Personal information
- Full name: Roman Aleksandrovich Konstantinov
- Nationality: Russia
- Born: 15 August 1983 (age 42) Belovo, Kemerovo Oblast, Russian SFSR
- Height: 1.77 m (5 ft 9+1⁄2 in)
- Weight: 94 kg (207 lb)

Sport
- Sport: Weightlifting
- Event: 94 kg

Medal record
Men's weightlifting
Representing Russia
World Championships
| Gold medal – first place | 2007 Chiang Mai | 94 kg |
| Silver medal – second place | 2009 Goyang | 105 kg |
| Bronze medal – third place | 2006 Santo Domingo | 94 kg |
European Championships
| Silver medal – second place | 2007 Strasbourg | 94 kg |

= Roman Konstantinov =

Russian weightlifter (born 1983)

Roman Aleksandrovich Konstantinov (Роман Александрович Константинов; born August 15, 1983, in Belovo, Kemerovo Oblast) is a Russian weightlifter. He won the bronze medal for the 94 kg class at the 2006 World Weightlifting Championships in Santo Domingo, Dominican Republic, and eventually claimed his first ever career title at the 2007 World Weightlifting Championships in Chiang Mai, Thailand, with a total of 397 kg. He also added a silver medal to his collection from the 2007 European Weightlifting Championships in Strasbourg, France.

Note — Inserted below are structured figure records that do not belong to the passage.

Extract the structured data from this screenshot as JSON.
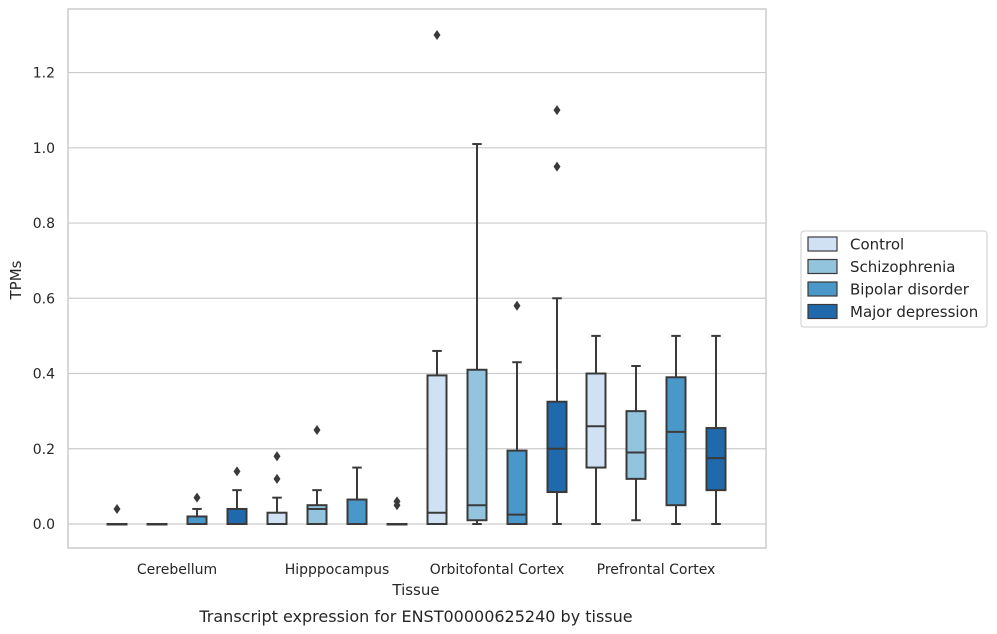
{
  "chart_data": {
    "type": "boxplot",
    "xlabel": "Tissue",
    "ylabel": "TPMs",
    "caption": "Transcript expression for ENST00000625240 by tissue",
    "ylim": [
      -0.065,
      1.37
    ],
    "yticks": [
      0.0,
      0.2,
      0.4,
      0.6,
      0.8,
      1.0,
      1.2
    ],
    "ytick_labels": [
      "0.0",
      "0.2",
      "0.4",
      "0.6",
      "0.8",
      "1.0",
      "1.2"
    ],
    "grid": "horizontal",
    "legend_position": "right",
    "categories": [
      "Cerebellum",
      "Hipppocampus",
      "Orbitofontal Cortex",
      "Prefrontal Cortex"
    ],
    "series": [
      {
        "name": "Control",
        "color": "#cfe1f2",
        "boxes": [
          {
            "whislo": 0.0,
            "q1": 0.0,
            "med": 0.0,
            "q3": 0.0,
            "whishi": 0.0,
            "fliers": [
              0.04
            ]
          },
          {
            "whislo": 0.0,
            "q1": 0.0,
            "med": 0.0,
            "q3": 0.03,
            "whishi": 0.07,
            "fliers": [
              0.12,
              0.18
            ]
          },
          {
            "whislo": 0.0,
            "q1": 0.0,
            "med": 0.03,
            "q3": 0.395,
            "whishi": 0.46,
            "fliers": [
              1.3
            ]
          },
          {
            "whislo": 0.0,
            "q1": 0.15,
            "med": 0.26,
            "q3": 0.4,
            "whishi": 0.5,
            "fliers": []
          }
        ]
      },
      {
        "name": "Schizophrenia",
        "color": "#93c4de",
        "boxes": [
          {
            "whislo": 0.0,
            "q1": 0.0,
            "med": 0.0,
            "q3": 0.0,
            "whishi": 0.0,
            "fliers": []
          },
          {
            "whislo": 0.0,
            "q1": 0.0,
            "med": 0.04,
            "q3": 0.05,
            "whishi": 0.09,
            "fliers": [
              0.25
            ]
          },
          {
            "whislo": 0.0,
            "q1": 0.01,
            "med": 0.05,
            "q3": 0.41,
            "whishi": 1.01,
            "fliers": []
          },
          {
            "whislo": 0.01,
            "q1": 0.12,
            "med": 0.19,
            "q3": 0.3,
            "whishi": 0.42,
            "fliers": []
          }
        ]
      },
      {
        "name": "Bipolar disorder",
        "color": "#4a98c9",
        "boxes": [
          {
            "whislo": 0.0,
            "q1": 0.0,
            "med": 0.0,
            "q3": 0.02,
            "whishi": 0.04,
            "fliers": [
              0.07
            ]
          },
          {
            "whislo": 0.0,
            "q1": 0.0,
            "med": 0.0,
            "q3": 0.065,
            "whishi": 0.15,
            "fliers": []
          },
          {
            "whislo": 0.0,
            "q1": 0.0,
            "med": 0.025,
            "q3": 0.195,
            "whishi": 0.43,
            "fliers": [
              0.58
            ]
          },
          {
            "whislo": 0.0,
            "q1": 0.05,
            "med": 0.245,
            "q3": 0.39,
            "whishi": 0.5,
            "fliers": []
          }
        ]
      },
      {
        "name": "Major depression",
        "color": "#1f69ac",
        "boxes": [
          {
            "whislo": 0.0,
            "q1": 0.0,
            "med": 0.0,
            "q3": 0.04,
            "whishi": 0.09,
            "fliers": [
              0.14
            ]
          },
          {
            "whislo": 0.0,
            "q1": 0.0,
            "med": 0.0,
            "q3": 0.0,
            "whishi": 0.0,
            "fliers": [
              0.05,
              0.06
            ]
          },
          {
            "whislo": 0.0,
            "q1": 0.085,
            "med": 0.2,
            "q3": 0.325,
            "whishi": 0.6,
            "fliers": [
              0.95,
              1.1
            ]
          },
          {
            "whislo": 0.0,
            "q1": 0.09,
            "med": 0.175,
            "q3": 0.255,
            "whishi": 0.5,
            "fliers": []
          }
        ]
      }
    ]
  }
}
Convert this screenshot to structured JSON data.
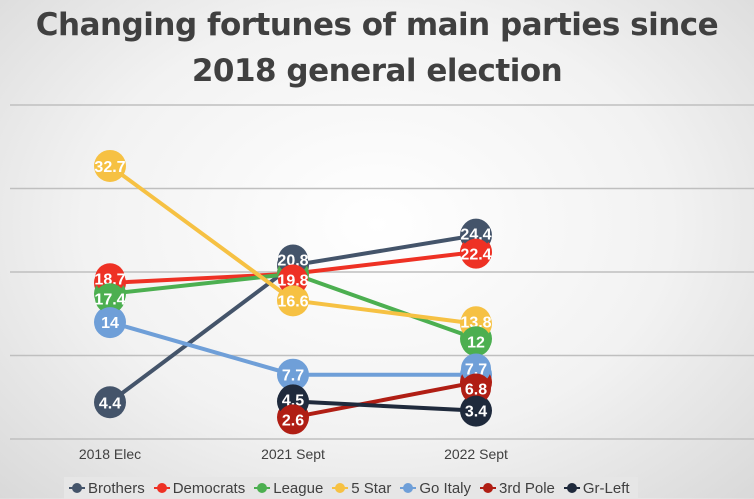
{
  "chart_data": {
    "type": "line",
    "title": "Changing fortunes of main parties since 2018 general election",
    "categories": [
      "2018 Elec",
      "2021 Sept",
      "2022 Sept"
    ],
    "ylim": [
      0,
      40
    ],
    "grid": true,
    "legend_position": "bottom",
    "series": [
      {
        "name": "Brothers",
        "color": "#44546a",
        "values": [
          4.4,
          20.8,
          24.4
        ],
        "labels": [
          "4.4",
          "20.8",
          "24.4"
        ]
      },
      {
        "name": "Democrats",
        "color": "#ee3124",
        "values": [
          18.7,
          19.8,
          22.4
        ],
        "labels": [
          "18.7",
          "19.8",
          "22.4"
        ]
      },
      {
        "name": "League",
        "color": "#4caf50",
        "values": [
          17.4,
          19.8,
          12
        ],
        "labels": [
          "17.4",
          "",
          "12"
        ]
      },
      {
        "name": "5 Star",
        "color": "#f6c143",
        "values": [
          32.7,
          16.6,
          13.8
        ],
        "labels": [
          "32.7",
          "16.6",
          "13.8"
        ]
      },
      {
        "name": "Go Italy",
        "color": "#6f9fd8",
        "values": [
          14,
          7.7,
          7.7
        ],
        "labels": [
          "14",
          "7.7",
          "7.7"
        ]
      },
      {
        "name": "3rd Pole",
        "color": "#b01e14",
        "values": [
          null,
          2.6,
          6.8
        ],
        "labels": [
          "",
          "2.6",
          "6.8"
        ]
      },
      {
        "name": "Gr-Left",
        "color": "#1f2a3c",
        "values": [
          null,
          4.5,
          3.4
        ],
        "labels": [
          "",
          "4.5",
          "3.4"
        ]
      }
    ]
  }
}
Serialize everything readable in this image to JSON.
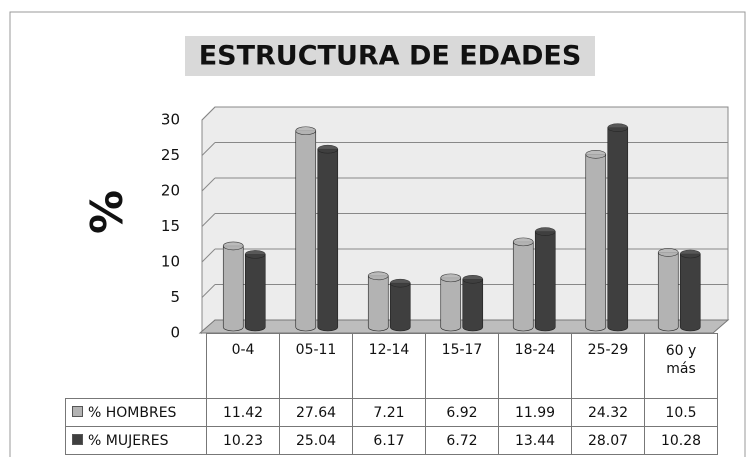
{
  "chart_data": {
    "type": "bar",
    "title": "ESTRUCTURA DE EDADES",
    "y_label": "%",
    "categories": [
      "0-4",
      "05-11",
      "12-14",
      "15-17",
      "18-24",
      "25-29",
      "60 y más"
    ],
    "series": [
      {
        "name": "% HOMBRES",
        "color": "#b3b3b3",
        "values": [
          11.42,
          27.64,
          7.21,
          6.92,
          11.99,
          24.32,
          10.5
        ]
      },
      {
        "name": "% MUJERES",
        "color": "#3f3f3f",
        "values": [
          10.23,
          25.04,
          6.17,
          6.72,
          13.44,
          28.07,
          10.28
        ]
      }
    ],
    "ylim": [
      0,
      30
    ],
    "yticks": [
      0,
      5,
      10,
      15,
      20,
      25,
      30
    ],
    "grid": true
  }
}
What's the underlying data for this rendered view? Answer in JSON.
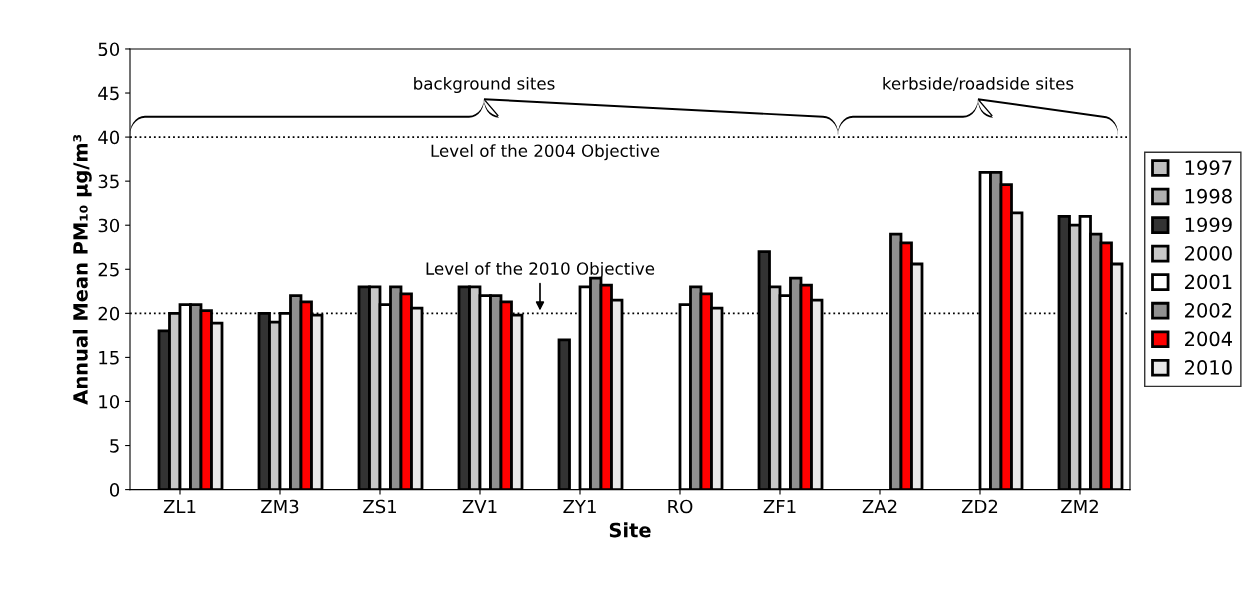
{
  "chart_data": {
    "type": "bar",
    "xlabel": "Site",
    "ylabel": "Annual Mean PM₁₀ µg/m³",
    "categories": [
      "ZL1",
      "ZM3",
      "ZS1",
      "ZV1",
      "ZY1",
      "RO",
      "ZF1",
      "ZA2",
      "ZD2",
      "ZM2"
    ],
    "series": [
      {
        "name": "1997",
        "color": "#c0c0c0",
        "values": [
          null,
          null,
          null,
          null,
          null,
          null,
          null,
          null,
          null,
          null
        ]
      },
      {
        "name": "1998",
        "color": "#b0b0b0",
        "values": [
          null,
          null,
          null,
          null,
          null,
          null,
          null,
          null,
          null,
          null
        ]
      },
      {
        "name": "1999",
        "color": "#333333",
        "values": [
          18,
          20,
          23,
          23,
          17,
          null,
          27,
          null,
          null,
          31
        ]
      },
      {
        "name": "2000",
        "color": "#c8c8c8",
        "values": [
          20,
          19,
          23,
          23,
          null,
          null,
          23,
          null,
          null,
          30
        ]
      },
      {
        "name": "2001",
        "color": "#ffffff",
        "values": [
          21,
          20,
          21,
          22,
          23,
          21,
          22,
          null,
          36,
          31
        ]
      },
      {
        "name": "2002",
        "color": "#909090",
        "values": [
          21,
          22,
          23,
          22,
          24,
          23,
          24,
          29,
          36,
          29
        ]
      },
      {
        "name": "2004",
        "color": "#ff0000",
        "values": [
          20.3,
          21.3,
          22.2,
          21.3,
          23.2,
          22.2,
          23.2,
          28,
          34.6,
          28
        ]
      },
      {
        "name": "2010",
        "color": "#e8e8e8",
        "values": [
          18.9,
          19.8,
          20.6,
          19.8,
          21.5,
          20.6,
          21.5,
          25.6,
          31.4,
          25.6
        ]
      }
    ],
    "ylim": [
      0,
      50
    ],
    "yticks": [
      0,
      5,
      10,
      15,
      20,
      25,
      30,
      35,
      40,
      45,
      50
    ],
    "ref_lines": [
      {
        "axis": "y",
        "value": 40,
        "label": "Level of the 2004 Objective",
        "line_style": "dotted",
        "color": "#000000"
      },
      {
        "axis": "y",
        "value": 20,
        "label": "Level of the 2010 Objective",
        "line_style": "dotted",
        "color": "#000000"
      }
    ],
    "annotations": [
      {
        "text": "background sites",
        "y": 40
      },
      {
        "text": "kerbside/roadside sites",
        "y": 40
      }
    ],
    "legend": "right",
    "grid": false
  }
}
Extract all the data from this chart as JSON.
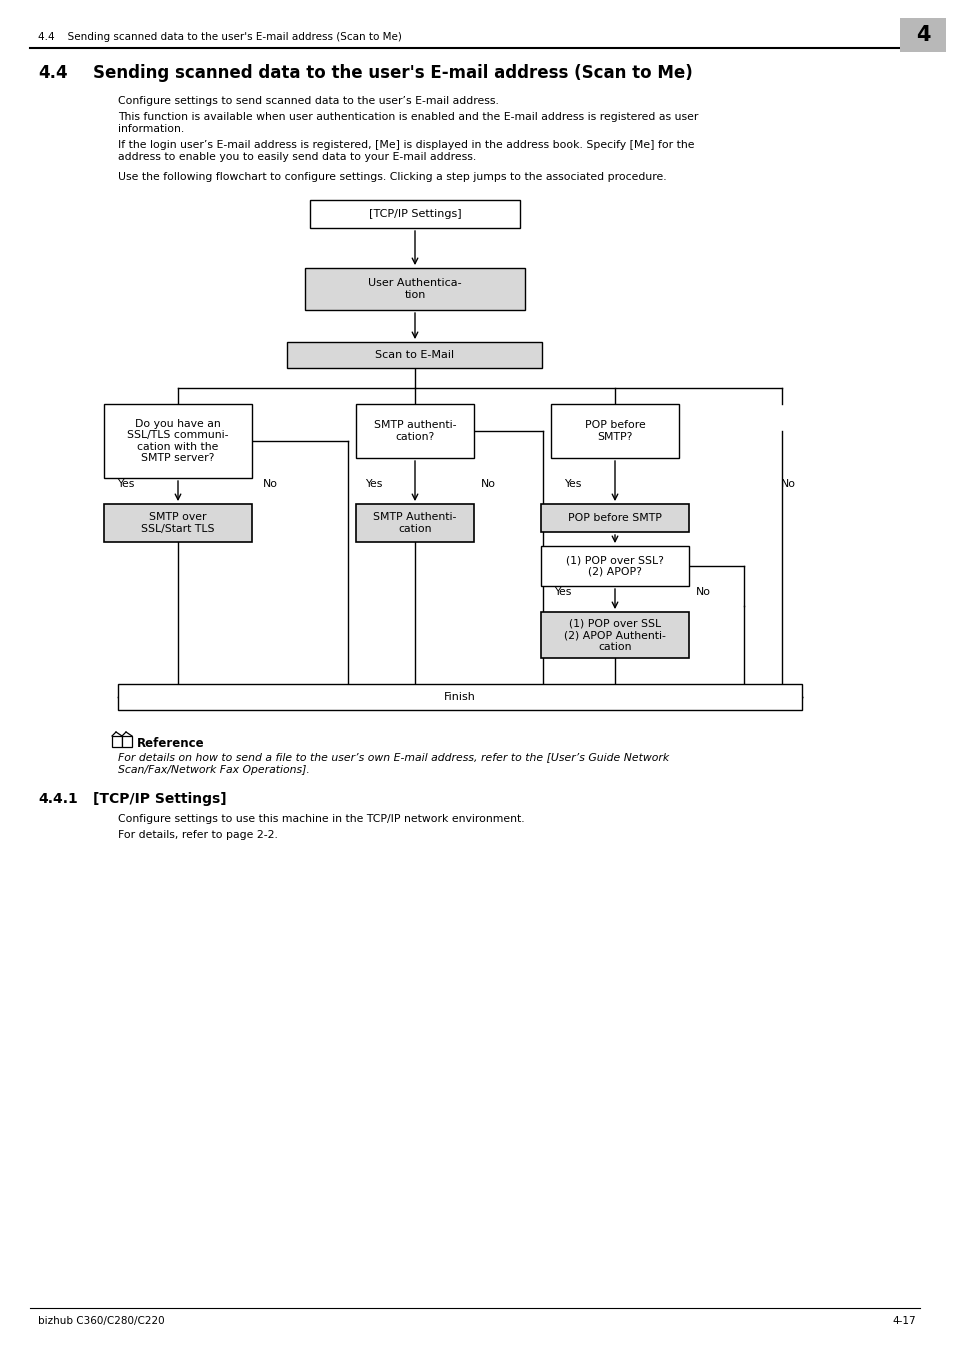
{
  "page_bg": "#ffffff",
  "header_text": "4.4    Sending scanned data to the user's E-mail address (Scan to Me)",
  "header_num": "4",
  "title_num": "4.4",
  "title_text": "Sending scanned data to the user's E-mail address (Scan to Me)",
  "para1": "Configure settings to send scanned data to the user’s E-mail address.",
  "para2_l1": "This function is available when user authentication is enabled and the E-mail address is registered as user",
  "para2_l2": "information.",
  "para3_l1": "If the login user’s E-mail address is registered, [Me] is displayed in the address book. Specify [Me] for the",
  "para3_l2": "address to enable you to easily send data to your E-mail address.",
  "para4": "Use the following flowchart to configure settings. Clicking a step jumps to the associated procedure.",
  "node_tcp": "[TCP/IP Settings]",
  "node_ua": "User Authentica-\ntion",
  "node_scan": "Scan to E-Mail",
  "node_q1": "Do you have an\nSSL/TLS communi-\ncation with the\nSMTP server?",
  "node_q2": "SMTP authenti-\ncation?",
  "node_q3": "POP before\nSMTP?",
  "node_a1": "SMTP over\nSSL/Start TLS",
  "node_a2": "SMTP Authenti-\ncation",
  "node_a3": "POP before SMTP",
  "node_q4": "(1) POP over SSL?\n(2) APOP?",
  "node_a4": "(1) POP over SSL\n(2) APOP Authenti-\ncation",
  "node_finish": "Finish",
  "ref_label": "Reference",
  "ref_text_l1": "For details on how to send a file to the user’s own E-mail address, refer to the [User’s Guide Network",
  "ref_text_l2": "Scan/Fax/Network Fax Operations].",
  "sec_num": "4.4.1",
  "sec_title": "[TCP/IP Settings]",
  "sec_p1": "Configure settings to use this machine in the TCP/IP network environment.",
  "sec_p2": "For details, refer to page 2-2.",
  "footer_left": "bizhub C360/C280/C220",
  "footer_right": "4-17"
}
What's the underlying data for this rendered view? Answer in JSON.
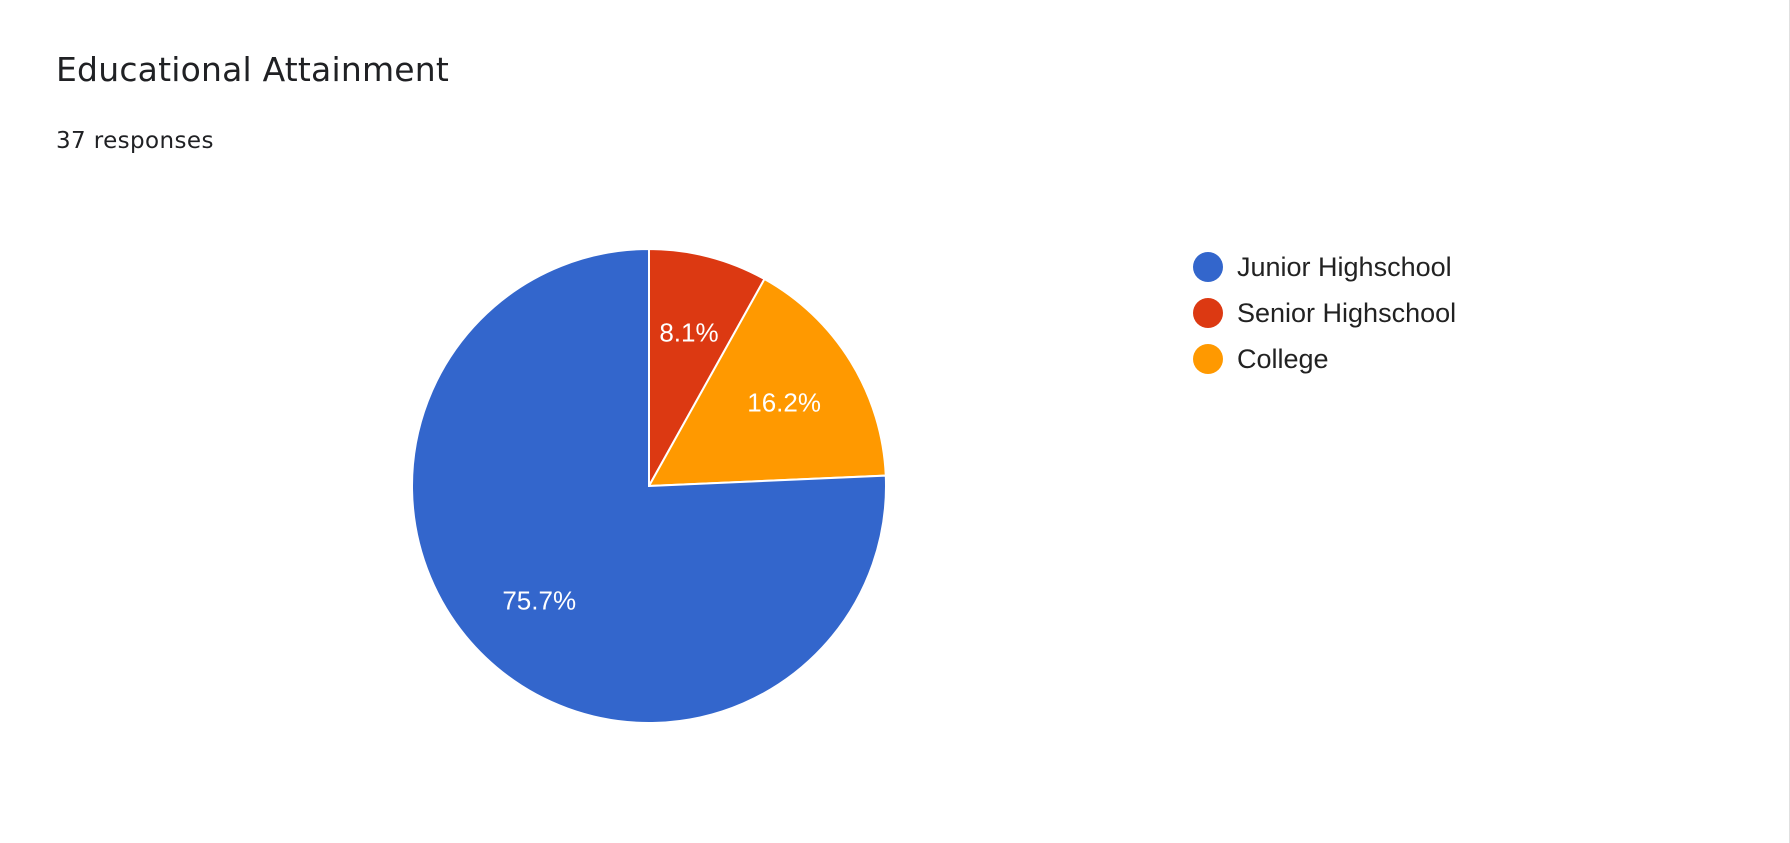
{
  "card": {
    "title": "Educational Attainment",
    "responses": "37 responses"
  },
  "chart_data": {
    "type": "pie",
    "title": "Educational Attainment",
    "subtitle": "37 responses",
    "start_angle_deg": 90,
    "direction": "clockwise",
    "legend_position": "right",
    "slices": [
      {
        "label": "Junior Highschool",
        "value": 75.7,
        "display": "75.7%",
        "color": "#3366cc"
      },
      {
        "label": "Senior Highschool",
        "value": 8.1,
        "display": "8.1%",
        "color": "#dc3912"
      },
      {
        "label": "College",
        "value": 16.2,
        "display": "16.2%",
        "color": "#ff9900"
      }
    ]
  }
}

Konstantinov represented Russia at the 2008 Summer Olympics in Beijing, where he competed for the men's middle heavyweight category (94 kg), against several top-class weightlifters, including his teammate Khadzhimurat Akkayev, Kazakhstan's Ilya Ilin, and three-time Olympians Nizami Pashayev of Azerbaijan and Szymon Kołecki of Poland. Konstantinov placed eighth in this event, as he successfully lifted 175 kg in the single-motion snatch, and hoisted 212 kg in the two-part, shoulder-to-overhead clean and jerk, for a total of 387 kg.